October 12, 2011 Weather: Showers, High of 62 Degrees.
News:
The home that writer Dorothy Parker lived in for part of her childhood at 214 West 72nd Street could be bulldozed to make way for a new high-rise. The building was damaged during the construction of the Corner, a new apartment building on 72nd Street and Amsterdam, the owners say, and it isn’t worth saving anymore.
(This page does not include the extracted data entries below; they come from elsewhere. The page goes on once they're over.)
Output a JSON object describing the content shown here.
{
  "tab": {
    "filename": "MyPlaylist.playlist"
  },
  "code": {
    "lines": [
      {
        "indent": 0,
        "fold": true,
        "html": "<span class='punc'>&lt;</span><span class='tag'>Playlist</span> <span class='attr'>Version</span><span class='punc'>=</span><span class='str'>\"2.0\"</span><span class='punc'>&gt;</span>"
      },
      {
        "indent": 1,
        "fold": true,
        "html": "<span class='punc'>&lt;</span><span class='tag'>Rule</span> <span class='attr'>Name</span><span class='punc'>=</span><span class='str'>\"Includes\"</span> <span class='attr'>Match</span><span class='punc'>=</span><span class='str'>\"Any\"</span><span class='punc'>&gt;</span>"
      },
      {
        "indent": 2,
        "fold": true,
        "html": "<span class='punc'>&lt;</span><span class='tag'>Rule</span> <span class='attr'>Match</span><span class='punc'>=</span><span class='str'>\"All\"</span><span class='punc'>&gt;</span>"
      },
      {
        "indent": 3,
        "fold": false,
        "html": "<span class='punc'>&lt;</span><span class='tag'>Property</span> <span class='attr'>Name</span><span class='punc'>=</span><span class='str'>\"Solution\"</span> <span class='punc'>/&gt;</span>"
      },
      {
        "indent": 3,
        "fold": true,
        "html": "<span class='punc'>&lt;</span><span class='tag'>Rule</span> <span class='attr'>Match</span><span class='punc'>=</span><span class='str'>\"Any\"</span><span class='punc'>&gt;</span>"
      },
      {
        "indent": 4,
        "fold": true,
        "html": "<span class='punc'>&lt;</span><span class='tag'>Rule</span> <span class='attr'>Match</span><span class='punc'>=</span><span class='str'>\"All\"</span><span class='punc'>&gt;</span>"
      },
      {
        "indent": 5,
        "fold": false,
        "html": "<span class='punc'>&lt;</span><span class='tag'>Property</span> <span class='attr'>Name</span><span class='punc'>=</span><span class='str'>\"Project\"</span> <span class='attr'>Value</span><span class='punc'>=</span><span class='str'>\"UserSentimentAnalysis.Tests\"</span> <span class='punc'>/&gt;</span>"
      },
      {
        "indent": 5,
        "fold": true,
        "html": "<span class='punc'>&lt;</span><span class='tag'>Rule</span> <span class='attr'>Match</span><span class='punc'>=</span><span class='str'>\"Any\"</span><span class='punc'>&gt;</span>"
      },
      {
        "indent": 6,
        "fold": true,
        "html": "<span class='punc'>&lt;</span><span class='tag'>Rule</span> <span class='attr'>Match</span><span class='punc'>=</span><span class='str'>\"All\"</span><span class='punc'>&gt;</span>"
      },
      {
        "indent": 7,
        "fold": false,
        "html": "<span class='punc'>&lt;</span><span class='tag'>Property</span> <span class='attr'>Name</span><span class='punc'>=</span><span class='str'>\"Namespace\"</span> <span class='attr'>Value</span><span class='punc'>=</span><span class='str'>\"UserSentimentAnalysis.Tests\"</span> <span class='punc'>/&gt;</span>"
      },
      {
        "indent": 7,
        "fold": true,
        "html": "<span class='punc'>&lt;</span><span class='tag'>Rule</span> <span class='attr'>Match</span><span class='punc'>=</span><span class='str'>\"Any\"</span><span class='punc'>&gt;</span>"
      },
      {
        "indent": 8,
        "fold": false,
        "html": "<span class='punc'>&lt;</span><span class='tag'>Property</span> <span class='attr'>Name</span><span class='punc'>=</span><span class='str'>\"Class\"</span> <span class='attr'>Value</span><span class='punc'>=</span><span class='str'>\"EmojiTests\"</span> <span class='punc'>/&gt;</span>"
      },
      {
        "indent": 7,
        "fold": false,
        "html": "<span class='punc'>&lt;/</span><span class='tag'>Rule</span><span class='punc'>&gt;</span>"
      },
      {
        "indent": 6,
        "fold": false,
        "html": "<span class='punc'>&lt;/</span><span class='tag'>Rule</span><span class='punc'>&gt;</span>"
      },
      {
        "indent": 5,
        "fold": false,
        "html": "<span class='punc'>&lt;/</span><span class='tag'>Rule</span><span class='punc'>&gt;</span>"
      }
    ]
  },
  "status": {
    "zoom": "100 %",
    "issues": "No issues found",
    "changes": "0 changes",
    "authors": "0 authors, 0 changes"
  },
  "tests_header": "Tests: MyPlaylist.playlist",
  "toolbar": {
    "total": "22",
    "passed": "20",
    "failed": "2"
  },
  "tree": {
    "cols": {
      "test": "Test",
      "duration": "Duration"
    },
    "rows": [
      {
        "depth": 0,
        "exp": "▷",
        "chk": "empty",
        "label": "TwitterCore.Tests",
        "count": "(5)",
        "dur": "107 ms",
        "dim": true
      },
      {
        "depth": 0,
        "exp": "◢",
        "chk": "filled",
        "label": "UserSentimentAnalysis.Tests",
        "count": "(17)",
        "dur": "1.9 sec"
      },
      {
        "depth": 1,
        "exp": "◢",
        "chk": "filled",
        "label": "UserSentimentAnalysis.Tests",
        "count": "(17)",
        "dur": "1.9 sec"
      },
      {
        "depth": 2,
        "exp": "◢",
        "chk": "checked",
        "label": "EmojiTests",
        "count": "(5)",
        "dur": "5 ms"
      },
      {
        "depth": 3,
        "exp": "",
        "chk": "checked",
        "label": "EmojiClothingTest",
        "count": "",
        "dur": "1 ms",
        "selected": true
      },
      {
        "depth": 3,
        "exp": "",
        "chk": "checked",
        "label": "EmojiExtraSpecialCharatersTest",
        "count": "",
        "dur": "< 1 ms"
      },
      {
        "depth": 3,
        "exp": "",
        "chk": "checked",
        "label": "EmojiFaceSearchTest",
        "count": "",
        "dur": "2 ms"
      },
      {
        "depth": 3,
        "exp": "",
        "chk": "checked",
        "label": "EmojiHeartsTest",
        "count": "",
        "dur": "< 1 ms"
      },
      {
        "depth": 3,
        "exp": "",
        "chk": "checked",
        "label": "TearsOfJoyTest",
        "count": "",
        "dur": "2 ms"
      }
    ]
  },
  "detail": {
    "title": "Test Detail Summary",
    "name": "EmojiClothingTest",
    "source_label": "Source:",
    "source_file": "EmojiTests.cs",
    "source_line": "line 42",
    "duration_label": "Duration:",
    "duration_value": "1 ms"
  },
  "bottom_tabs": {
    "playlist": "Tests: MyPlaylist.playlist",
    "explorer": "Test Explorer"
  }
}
But a Dorothy Parker fan who created a website in her honor says its demolition would be “a tragedy.” She also lived at 310 West 80th Street, which is in better shape. (DNAinfo)
The funky new condo-turned-rental at 208 West 96th Street is renting apartments starting at $11,000 a month. (Curbed)
A group trying to get rid of the carriage horses in Central Park unveiled a vintage-looking electric car to replace them. (NY Times)
As protesters affiliated with the Occupy Wall Street movement marched up the Upper East Side to chant outside the homes of the city’s richest people, Gawker created a map of where New York’s top 1% live. Citigroup CEO Vikram Pandit and Goldman Sachs CEO Lloyd Blankfein are Upper West Siders, by the way. (Gawker)
I am definitely in favor of saving buildings with historically significant architecture. But, I don’t understand saving a building just because someone famous lived there fore a brief period of their existence. Let’s get real folks…Dorothy Parker is not Thomas Jefferson. And besides, we saved Jefferson’s home mainly because of it’s great architecture.